Although all dimensionality reduction techniques do what their name implies, they employ different minimization strategies. For example: an autoencoder minimizes the reconstruction error, and its embedding is just a byproduct of that process; t-SNE specifically attempts to preserve local neighborhood distance while finding lower-space embedding; PCA converts the data along a set of linearly uncorrelated principal components. Which of these transformations work best for the data depends on our goals. Although the quality of dimensionality reduction can be quantified, there are other considerations.

This is a dataset with two groups of partially overlapping data points. The reconstruction error is lower for an autoencoder than it is for PCA, so that is objectively a better method. That said, the question often is which of them better conveys the underlying nature of data. In other cases, the visualization will be very similar regardless of the method.

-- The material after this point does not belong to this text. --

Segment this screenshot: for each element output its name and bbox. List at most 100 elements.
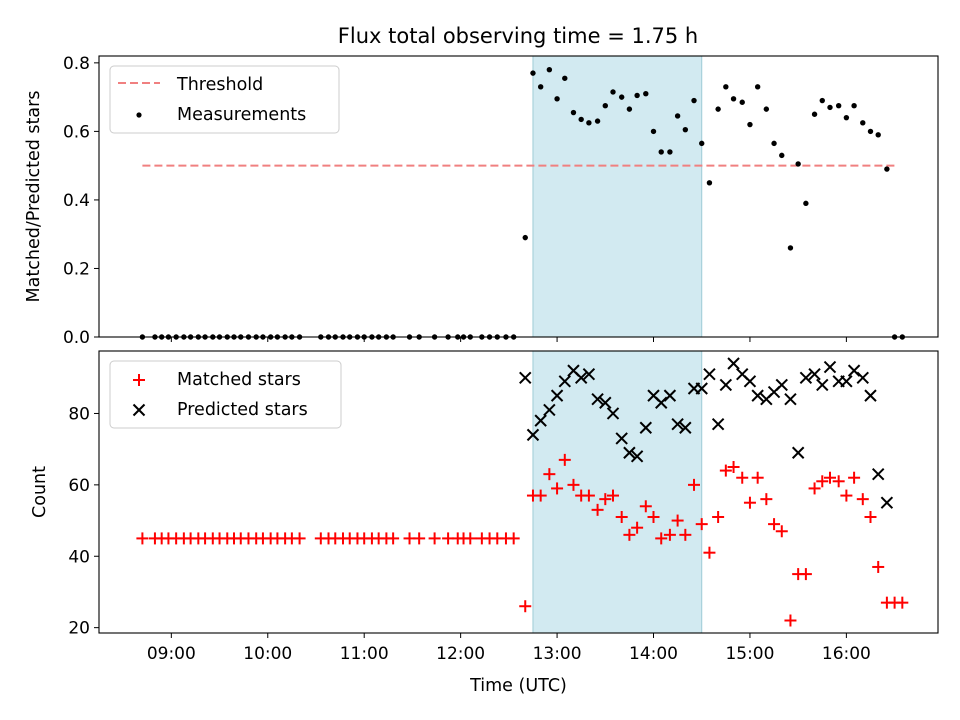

I suggest you explore different methods and compare their representations. If all of them are similar, that should make your subsequent interpretation less biased. Again, t-SNE tends to highlight local data structure better than other methods, which is why it has become so popular lately. However, t-SNE struggles with truly high-dimensional data. In some cases, it is a good strategy to reduce the dimensionality to 50 or so using PCA or an autoencoder, followed by using t-SNE to map it into 2 or 3 dimensions. I think it is always good to start with methods that provide a quick answer (PCA) before moving on to more time-demanding approaches.

3
Entering edit mode
16 months ago
ATpoint 60k

Late to the party, but I wanted to add a link to this video where the slingshot author was asked on exactly this issue, how to choose dimred for trajectories: His response, see link, was basically that he tries PCA first if possible, but in case it was not, UMAP was usually a good choice. In general a technique that preserves the global structure of the data (UMAP) rather than favouring local neighboring (tSNE).

0
Entering edit mode

That's a helpful video. They also address a lot of other related questions.